In reality, the result of the Brandenburg election demonstrates that the electorate had a very good grasp of the implications of the SPD policies—and demonstrated their opposition.

With the SPD and CDU competing to come up with ever more drastic proposals for cuts to the German welfare state system, and the PDS anxious to demonstrate at its latest party conference (also held last weekend ) its affinity to the free market and profit system, more than half of the electorate in Brandenburg saw no sense in going to the polls. The Frankfurter Rundschau concluded, “The majority of those who did not turn out to vote in Brandenburg (56 percent) corresponds almost exactly to the result of a recent national opinion poll: 58 percent do not trust any of the parties to solve social problems.”

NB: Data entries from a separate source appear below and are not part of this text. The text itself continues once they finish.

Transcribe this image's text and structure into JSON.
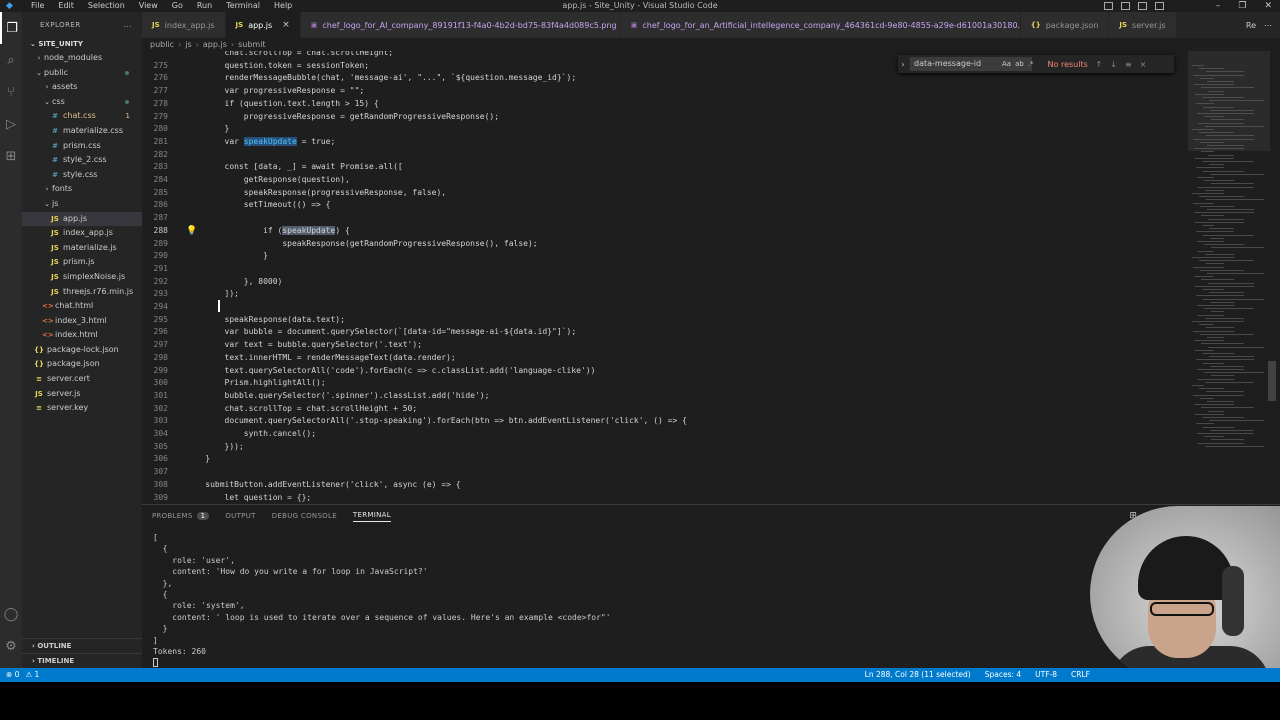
{
  "titlebar": {
    "title": "app.js - Site_Unity - Visual Studio Code",
    "menu": [
      "File",
      "Edit",
      "Selection",
      "View",
      "Go",
      "Run",
      "Terminal",
      "Help"
    ]
  },
  "sidebar": {
    "header": "EXPLORER",
    "more": "...",
    "root": "SITE_UNITY",
    "items": [
      {
        "label": "node_modules",
        "type": "folder",
        "chev": "›",
        "indent": 1
      },
      {
        "label": "public",
        "type": "folder-open",
        "chev": "⌄",
        "indent": 1,
        "git": "dot"
      },
      {
        "label": "assets",
        "type": "folder",
        "chev": "›",
        "indent": 2
      },
      {
        "label": "css",
        "type": "folder-open",
        "chev": "⌄",
        "indent": 2,
        "git": "dot"
      },
      {
        "label": "chat.css",
        "type": "css",
        "icon": "#",
        "indent": 3,
        "badge": "1",
        "warn": true
      },
      {
        "label": "materialize.css",
        "type": "css",
        "icon": "#",
        "indent": 3
      },
      {
        "label": "prism.css",
        "type": "css",
        "icon": "#",
        "indent": 3
      },
      {
        "label": "style_2.css",
        "type": "css",
        "icon": "#",
        "indent": 3
      },
      {
        "label": "style.css",
        "type": "css",
        "icon": "#",
        "indent": 3
      },
      {
        "label": "fonts",
        "type": "folder",
        "chev": "›",
        "indent": 2
      },
      {
        "label": "js",
        "type": "folder-open",
        "chev": "⌄",
        "indent": 2
      },
      {
        "label": "app.js",
        "type": "js",
        "icon": "JS",
        "indent": 3,
        "selected": true
      },
      {
        "label": "index_app.js",
        "type": "js",
        "icon": "JS",
        "indent": 3
      },
      {
        "label": "materialize.js",
        "type": "js",
        "icon": "JS",
        "indent": 3
      },
      {
        "label": "prism.js",
        "type": "js",
        "icon": "JS",
        "indent": 3
      },
      {
        "label": "simplexNoise.js",
        "type": "js",
        "icon": "JS",
        "indent": 3
      },
      {
        "label": "threejs.r76.min.js",
        "type": "js",
        "icon": "JS",
        "indent": 3
      },
      {
        "label": "chat.html",
        "type": "html",
        "icon": "<>",
        "indent": 2
      },
      {
        "label": "index_3.html",
        "type": "html",
        "icon": "<>",
        "indent": 2
      },
      {
        "label": "index.html",
        "type": "html",
        "icon": "<>",
        "indent": 2
      },
      {
        "label": "package-lock.json",
        "type": "json",
        "icon": "{}",
        "indent": 1
      },
      {
        "label": "package.json",
        "type": "json",
        "icon": "{}",
        "indent": 1
      },
      {
        "label": "server.cert",
        "type": "key",
        "icon": "≡",
        "indent": 1
      },
      {
        "label": "server.js",
        "type": "js",
        "icon": "JS",
        "indent": 1
      },
      {
        "label": "server.key",
        "type": "key",
        "icon": "≡",
        "indent": 1
      }
    ],
    "sections": [
      "OUTLINE",
      "TIMELINE"
    ]
  },
  "tabs": [
    {
      "label": "index_app.js",
      "icon": "JS",
      "kind": "js",
      "active": false
    },
    {
      "label": "app.js",
      "icon": "JS",
      "kind": "js",
      "active": true,
      "close": "×"
    },
    {
      "label": "chef_logo_for_AI_company_89191f13-f4a0-4b2d-bd75-83f4a4d089c5.png",
      "icon": "▣",
      "kind": "img",
      "active": false
    },
    {
      "label": "chef_logo_for_an_Artificial_intellegence_company_464361cd-9e80-4855-a29e-d61001a30180.png",
      "icon": "▣",
      "kind": "img",
      "active": false
    },
    {
      "label": "package.json",
      "icon": "{}",
      "kind": "json",
      "active": false
    },
    {
      "label": "server.js",
      "icon": "JS",
      "kind": "js",
      "active": false
    }
  ],
  "tab_actions": [
    "Re",
    "⋯"
  ],
  "breadcrumb": [
    "public",
    "js",
    "app.js",
    "submit"
  ],
  "find": {
    "value": "data-message-id",
    "options": [
      "Aa",
      "ab",
      ".*"
    ],
    "result": "No results",
    "nav": [
      "↑",
      "↓",
      "≡",
      "×"
    ]
  },
  "code": [
    {
      "n": "",
      "text": "        chat.scrollTop = chat.scrollHeight;",
      "indent": 0
    },
    {
      "n": "275",
      "text": "        question.token = sessionToken;"
    },
    {
      "n": "276",
      "text": "        renderMessageBubble(chat, 'message-ai', \"...\", `${question.message_id}`);"
    },
    {
      "n": "277",
      "text": "        var progressiveResponse = \"\";"
    },
    {
      "n": "278",
      "text": "        if (question.text.length > 15) {"
    },
    {
      "n": "279",
      "text": "            progressiveResponse = getRandomProgressiveResponse();"
    },
    {
      "n": "280",
      "text": "        }"
    },
    {
      "n": "281",
      "text": "        var speakUpdate = true;",
      "hl": "speakUpdate"
    },
    {
      "n": "282",
      "text": ""
    },
    {
      "n": "283",
      "text": "        const [data, _] = await Promise.all(["
    },
    {
      "n": "284",
      "text": "            getResponse(question),"
    },
    {
      "n": "285",
      "text": "            speakResponse(progressiveResponse, false),"
    },
    {
      "n": "286",
      "text": "            setTimeout(() => {"
    },
    {
      "n": "287",
      "text": ""
    },
    {
      "n": "288",
      "text": "                if (speakUpdate) {",
      "hl": "speakUpdate",
      "current": true
    },
    {
      "n": "289",
      "text": "                    speakResponse(getRandomProgressiveResponse(), false);"
    },
    {
      "n": "290",
      "text": "                }"
    },
    {
      "n": "291",
      "text": ""
    },
    {
      "n": "292",
      "text": "            }, 8000)"
    },
    {
      "n": "293",
      "text": "        ]);"
    },
    {
      "n": "294",
      "text": ""
    },
    {
      "n": "295",
      "text": "        speakResponse(data.text);"
    },
    {
      "n": "296",
      "text": "        var bubble = document.querySelector(`[data-id=\"message-ai-${data.id}\"]`);"
    },
    {
      "n": "297",
      "text": "        var text = bubble.querySelector('.text');"
    },
    {
      "n": "298",
      "text": "        text.innerHTML = renderMessageText(data.render);"
    },
    {
      "n": "299",
      "text": "        text.querySelectorAll('code').forEach(c => c.classList.add('language-clike'))"
    },
    {
      "n": "300",
      "text": "        Prism.highlightAll();"
    },
    {
      "n": "301",
      "text": "        bubble.querySelector('.spinner').classList.add('hide');"
    },
    {
      "n": "302",
      "text": "        chat.scrollTop = chat.scrollHeight + 50;"
    },
    {
      "n": "303",
      "text": "        document.querySelectorAll('.stop-speaking').forEach(btn => btn.addEventListener('click', () => {"
    },
    {
      "n": "304",
      "text": "            synth.cancel();"
    },
    {
      "n": "305",
      "text": "        }));"
    },
    {
      "n": "306",
      "text": "    }"
    },
    {
      "n": "307",
      "text": ""
    },
    {
      "n": "308",
      "text": "    submitButton.addEventListener('click', async (e) => {"
    },
    {
      "n": "309",
      "text": "        let question = {};"
    }
  ],
  "panel": {
    "tabs": [
      {
        "label": "PROBLEMS",
        "count": "1"
      },
      {
        "label": "OUTPUT"
      },
      {
        "label": "DEBUG CONSOLE"
      },
      {
        "label": "TERMINAL",
        "active": true
      }
    ],
    "actions": [
      "⊞",
      "+",
      "⌄",
      "▥",
      "🗑",
      "⋯",
      "^",
      "×"
    ],
    "terminal": [
      "[",
      "  {",
      "    role: 'user',",
      "    content: 'How do you write a for loop in JavaScript?'",
      "  },",
      "  {",
      "    role: 'system',",
      "    content: ' loop is used to iterate over a sequence of values. Here's an example <code>for\"'",
      "  }",
      "]",
      "Tokens: 260"
    ]
  },
  "statusbar": {
    "left": [
      "⊗ 0",
      "⚠ 1"
    ],
    "right": [
      "Ln 288, Col 28 (11 selected)",
      "Spaces: 4",
      "UTF-8",
      "CRLF"
    ]
  }
}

After the announcement of the election result the chairman of the Brandenburg CDU, Jörg Schönbohm, who holds the post of minister of the interior in the current “grand” state coalition of the CDU and SPD, was already grooming himself as new prime minister. However, the jubilance exhibited by this former army general who belongs to the extreme right of the CDU could prove to be premature. The current “strength” of the union is based exclusively on the absence of anybody articulating or putting forward alternatives to tackle the concerns and needs of the broad majority of the population. At no other point in the history of postwar Germany has the gulf between establishment politics and the population as a whole been so visible and dramatic.

In common with all of the established parties, the German trade unions have also ditched any sort of opposition to “Agenda 2010.” According to Der Spiegel, the new motto of the German trade unions (DGB) is “Forward and Forget” and the news magazine went on to report that “the man at the top has called upon his colleagues in the eight constituent individual trade unions to engage in a ‘constructive dialogue’ with the government.”

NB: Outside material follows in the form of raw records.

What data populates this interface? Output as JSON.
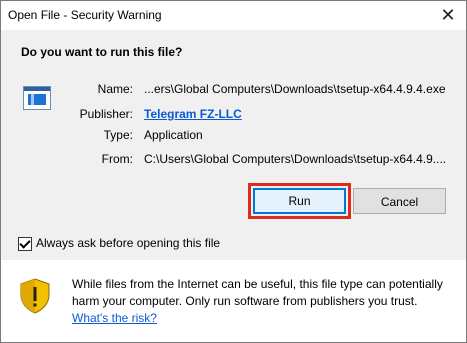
{
  "window": {
    "title": "Open File - Security Warning"
  },
  "content": {
    "question": "Do you want to run this file?",
    "fields": {
      "name_label": "Name:",
      "name_value": "...ers\\Global Computers\\Downloads\\tsetup-x64.4.9.4.exe",
      "publisher_label": "Publisher:",
      "publisher_value": "Telegram FZ-LLC",
      "type_label": "Type:",
      "type_value": "Application",
      "from_label": "From:",
      "from_value": "C:\\Users\\Global Computers\\Downloads\\tsetup-x64.4.9...."
    },
    "buttons": {
      "run": "Run",
      "cancel": "Cancel"
    },
    "checkbox": {
      "label": "Always ask before opening this file",
      "checked": true
    }
  },
  "warning": {
    "text": "While files from the Internet can be useful, this file type can potentially harm your computer. Only run software from publishers you trust.",
    "risk_link": "What's the risk?"
  },
  "colors": {
    "highlight": "#e02a1b",
    "link": "#0a5bd3",
    "primary_border": "#0078d7"
  },
  "icons": {
    "file": "application-file-icon",
    "shield": "security-shield-icon",
    "close": "close-icon"
  }
}
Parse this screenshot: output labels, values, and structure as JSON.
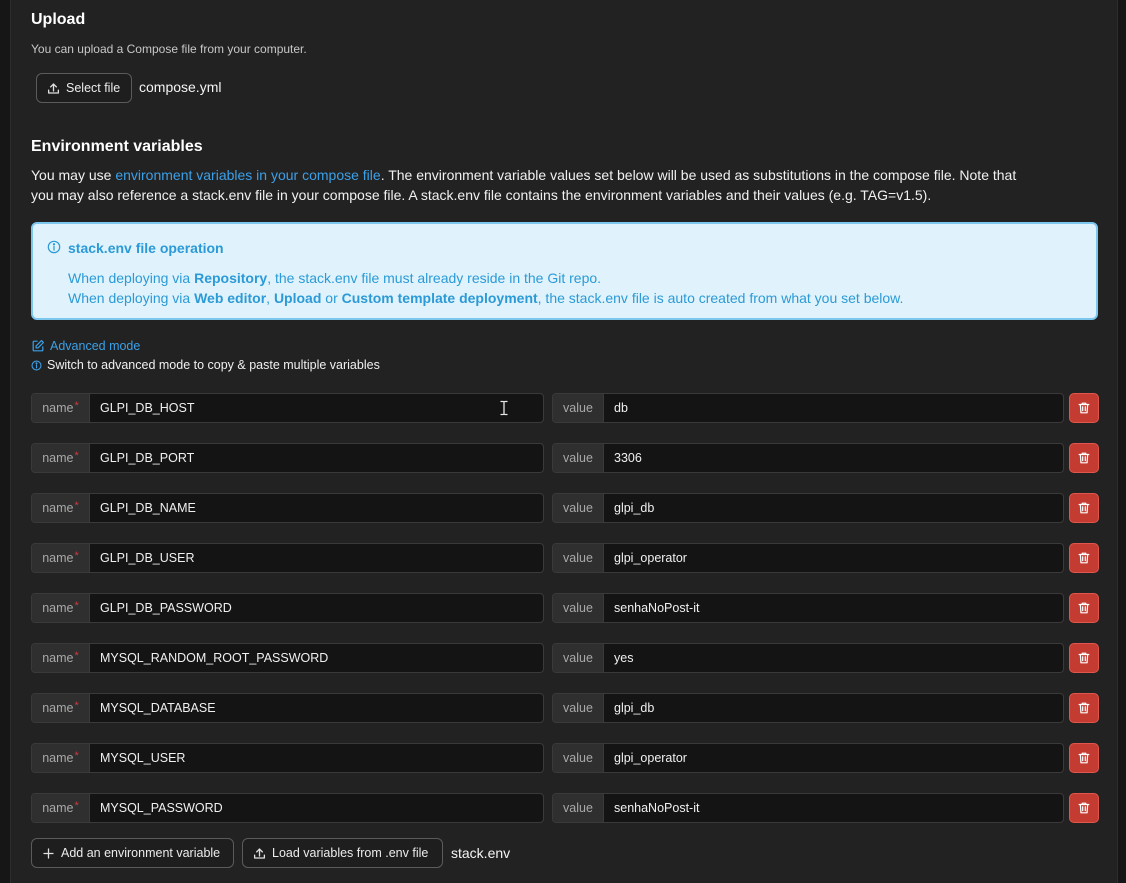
{
  "upload": {
    "title": "Upload",
    "description": "You can upload a Compose file from your computer.",
    "select_button": "Select file",
    "filename": "compose.yml"
  },
  "env": {
    "title": "Environment variables",
    "desc_prefix": "You may use ",
    "desc_link": "environment variables in your compose file",
    "desc_line1_suffix": ". The environment variable values set below will be used as substitutions in the compose file. Note that",
    "desc_line2": "you may also reference a stack.env file in your compose file. A stack.env file contains the environment variables and their values (e.g. TAG=v1.5)."
  },
  "info_box": {
    "title": "stack.env file operation",
    "l1_a": "When deploying via ",
    "l1_b": "Repository",
    "l1_c": ", the stack.env file must already reside in the Git repo.",
    "l2_a": "When deploying via ",
    "l2_b": "Web editor",
    "l2_c": ", ",
    "l2_d": "Upload",
    "l2_e": " or ",
    "l2_f": "Custom template deployment",
    "l2_g": ", the stack.env file is auto created from what you set below."
  },
  "advanced": {
    "link": "Advanced mode",
    "hint": "Switch to advanced mode to copy & paste multiple variables"
  },
  "labels": {
    "name": "name",
    "required": "*",
    "value": "value"
  },
  "variables": [
    {
      "name": "GLPI_DB_HOST",
      "value": "db"
    },
    {
      "name": "GLPI_DB_PORT",
      "value": "3306"
    },
    {
      "name": "GLPI_DB_NAME",
      "value": "glpi_db"
    },
    {
      "name": "GLPI_DB_USER",
      "value": "glpi_operator"
    },
    {
      "name": "GLPI_DB_PASSWORD",
      "value": "senhaNoPost-it"
    },
    {
      "name": "MYSQL_RANDOM_ROOT_PASSWORD",
      "value": "yes"
    },
    {
      "name": "MYSQL_DATABASE",
      "value": "glpi_db"
    },
    {
      "name": "MYSQL_USER",
      "value": "glpi_operator"
    },
    {
      "name": "MYSQL_PASSWORD",
      "value": "senhaNoPost-it"
    }
  ],
  "footer": {
    "add_button": "Add an environment variable",
    "load_button": "Load variables from .env file",
    "env_filename": "stack.env"
  },
  "colors": {
    "accent": "#3ba0e8",
    "danger": "#c43b31",
    "info_bg": "#e0f3fc"
  },
  "icons": [
    "upload-icon",
    "info-icon",
    "edit-icon",
    "trash-icon",
    "plus-icon",
    "text-cursor-icon"
  ]
}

The line of the DGB leadership seems to have born fruit. Germany’s two biggest unions, Ver.di and IG Metall, who have posed up until now as opponents of “Agenda 2010,” are not taking part in a national demonstration protesting the dismantling of the German welfare state planned for November 1. According to Frank Bsirske, the chairman of Ver.di who plans to meet the chancellor soon for a personal discussion, there is “no alternative to dialogue, otherwise we only weaken both sides.”

Similar remarks were made by the newly elected chairman of IG-Metall, Jürgen Peters: “Trade unions and social democracy are not the same thing, but the one without the other is unthinkable.” Peters has a long record of close relations with the chancellor based on their joint collaboration in the state of Lower Saxony (Schröder’s former power base) and the Volkswagen car company.

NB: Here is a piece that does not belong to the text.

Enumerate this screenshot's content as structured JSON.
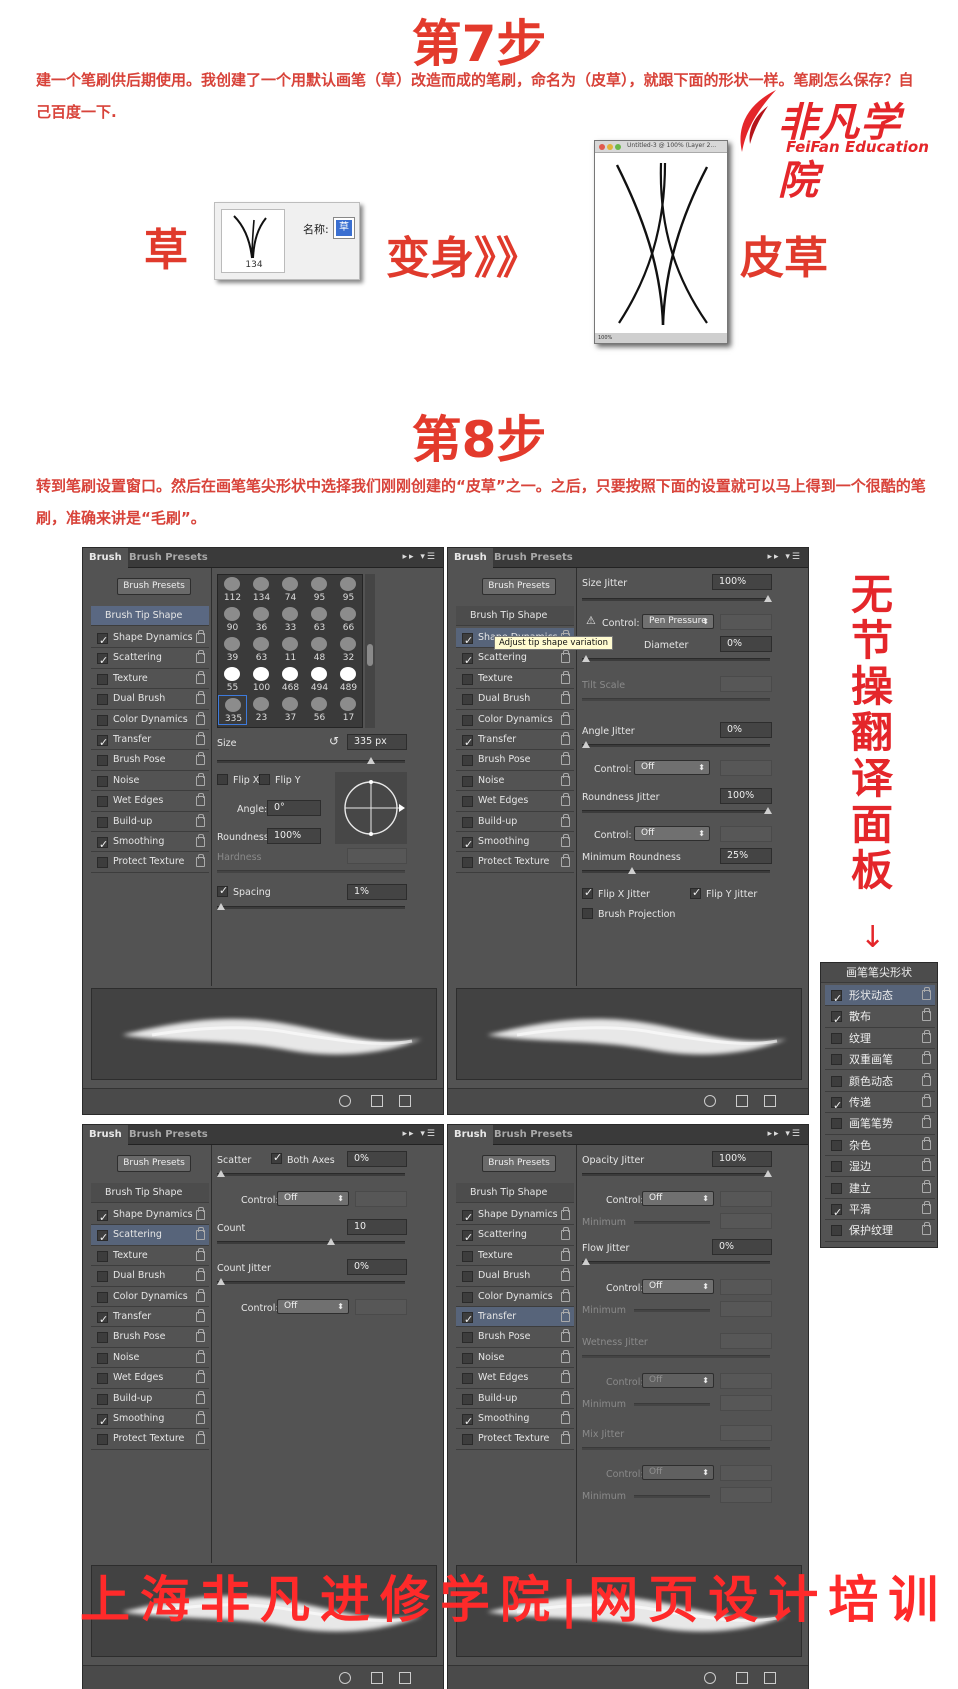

Meanwhile in his search for partners the chairman of the DGB, Michael Sommer, has cast his gaze even further to the right. On Monday he paid a visit to the presidium of the CSU—a first in the history of the DGB—and agreed that the trade unions would work together with the CSU on the issue of reforms to the health system. After the meeting Sommer declared that he was “very grateful” for the talks and then went onto praise the conservative right-wing party of Edmund Stoiber and Franz Strauß as a “protecting hand for the ordinary man.”

It is not possible for such a political vacuum to persist forever. It has to be filled. This law applies as much in politics as it does in physics. The inability of such parties as the SPD, PDS or the Greens to fill this vacuum has been made clear repeatedly during the past months. All of these parties react to the growing discontent over social cuts by shifting continually to the right. Neither grassroots pressure nor punishment at the polls is sufficient to deter them from their political course.

The only way to resolve the concerns and anger motivating millions and draw them into political activity is the creation of a new workers party that places social needs above the interests of big business and the wealthy.